Monday, July 7, 2014

Teachers Write

This year I am participating in an online "summer camp" of sorts called Teachers Write. To learn more about what that entails, check out Kate Messner's blog. On Mondays, Jo Knowles, author of Living with Jackie Chan and other novels, posts her Monday warm up, which you can find on her livejournal. I'll be responding to this Monday's prompt below.

First, though, I want to reflect on why participating in Teachers Write is important to me. As an English Language Arts teacher, I am constantly modelling writing for my students. There isn't an assignment I have given where I haven't created an exemplar myself to offer them. Especially during our unit on slam poetry, I push my students to write bravely and personally - to use writing as a way to connect deeply with others. To show my genuine interest in their brave personal writing, I share my poetry, hoping to demonstrate the power of being vulnerable on the page. Teachers Write is a way for me to practice that vulnerability and also a way to hone my own writing craft so as to better teach my students.


Monday's prompt

Our hearts open to things that we find beautiful. In so many works of fiction the conflict is messy and painful and wrenching - but there's beauty there as well. As a writer of poetry, primarily, I find I am often drawn to the messy, painful, and heart-wrenching moments in life. But, as Jo Knowles suggests, I also identify with the beauty of those messy moments.

One of the prominent themes in my poetry is mental illness. And while I write often about the disorienting feeling of swimming in a parka, I also write about the all encompassing beauty that comes with choosing survival.
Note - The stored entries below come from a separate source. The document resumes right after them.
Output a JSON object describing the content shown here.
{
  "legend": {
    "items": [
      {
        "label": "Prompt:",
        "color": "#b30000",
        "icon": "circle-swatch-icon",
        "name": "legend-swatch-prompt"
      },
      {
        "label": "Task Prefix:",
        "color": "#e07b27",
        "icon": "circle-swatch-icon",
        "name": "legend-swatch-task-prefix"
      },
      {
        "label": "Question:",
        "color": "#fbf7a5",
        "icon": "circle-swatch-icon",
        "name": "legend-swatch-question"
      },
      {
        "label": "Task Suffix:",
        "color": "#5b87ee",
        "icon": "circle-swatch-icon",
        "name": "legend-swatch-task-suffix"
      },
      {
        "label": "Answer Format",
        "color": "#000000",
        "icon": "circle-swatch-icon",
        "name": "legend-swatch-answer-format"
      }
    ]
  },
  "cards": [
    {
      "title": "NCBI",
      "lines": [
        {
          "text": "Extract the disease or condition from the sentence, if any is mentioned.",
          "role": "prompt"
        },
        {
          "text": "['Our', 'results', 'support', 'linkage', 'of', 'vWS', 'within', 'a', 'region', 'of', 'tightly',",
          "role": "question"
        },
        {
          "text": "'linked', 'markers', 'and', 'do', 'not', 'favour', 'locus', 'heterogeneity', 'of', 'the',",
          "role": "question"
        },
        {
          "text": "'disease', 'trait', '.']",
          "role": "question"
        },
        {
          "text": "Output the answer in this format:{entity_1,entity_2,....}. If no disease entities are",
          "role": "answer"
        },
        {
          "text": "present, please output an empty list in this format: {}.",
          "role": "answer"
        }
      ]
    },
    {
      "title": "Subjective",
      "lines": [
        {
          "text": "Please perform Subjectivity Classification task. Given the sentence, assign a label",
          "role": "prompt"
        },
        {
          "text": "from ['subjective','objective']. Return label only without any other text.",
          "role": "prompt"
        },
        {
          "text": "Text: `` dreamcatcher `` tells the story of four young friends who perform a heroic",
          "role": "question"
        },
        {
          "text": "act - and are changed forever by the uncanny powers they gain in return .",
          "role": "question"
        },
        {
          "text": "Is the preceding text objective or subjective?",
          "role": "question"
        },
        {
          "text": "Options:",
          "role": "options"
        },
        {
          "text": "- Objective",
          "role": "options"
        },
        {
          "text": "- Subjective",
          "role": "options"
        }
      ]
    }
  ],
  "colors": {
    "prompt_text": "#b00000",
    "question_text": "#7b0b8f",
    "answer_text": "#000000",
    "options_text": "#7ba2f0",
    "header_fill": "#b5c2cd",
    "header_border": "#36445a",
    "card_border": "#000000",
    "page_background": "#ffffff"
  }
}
There is darkness in this world, but at once so much light, the light of choice and the glorious stark-naked beauty of silence in a thrumming world.

On Kate's blog today, she suggests ways to delve into place descriptions and invite readers to come, too. A recent poem of mine fits both the theme of finding beauty, and Kate's suggestion on hunting for interesting details that make a place memorable. Here's my revised poem, A Moment of Bravery.


A Moment of Bravery

an empty park bench
frozen tree-framed view of the river
my first day outside in months

iron fence posts offer stark black contrast to the bleached grasses
a plastic bag shivers and snaps against the fence
green paint peels thin off the cold wood seat

I wiggle my toes - tentative - sockless in my winter boots
below the song of traffic hum and dripping snowmelt
my heart beats legato

the sun like a gleaming penny reflects off snowbanks
filling my mouth with the taste of copper 
and blinding me

so I sit eyes closed
my lungs stretching open like butterfly wings
the cocoon of my ribs straining

I lean into Spring with my whole being
choosing in this moment
to live

Friday, July 4, 2014

Blogging

It has been two long - very long - years since I have attempted blogging. As a teacher of English Language Arts, I am constantly writing - to model the process, to create exemplars, to show my students what it is like to put your voice on paper bravely. But, I have avoided blogging.

I'm not sure what it is about blogging. I write poetry regularly, I write in my journal, I write short stories and model descriptive paragraph writing, I write all variety of assignments and lesson plans and meeting notes and shopping lists and .... maybe I'm all out of words at the end of the day? 

Every year in September I start the year with blogging - with my students, I mean. Every Grade 7 and 8 student I teach gets a blog. They spend a week playing with their templates and creating welcome posts, and another few months writing public responses to things we've read in class and commenting on their peers' posts. 

And just like with my own blog, my student blogs fade. By January, we aren't blogging anymore. We're on to film studies and writing essays, and blogs are left on the shelf to gather dust. By June, the blogs are barely remembered. 

Except that, during my exit interviews with students, many of them bring up blogging as an exciting topic - a new skill they acquired this year, a form of writing they truly enjoyed. So, why is it so hard to keep up? Why do our blogs get lost and left behind every year?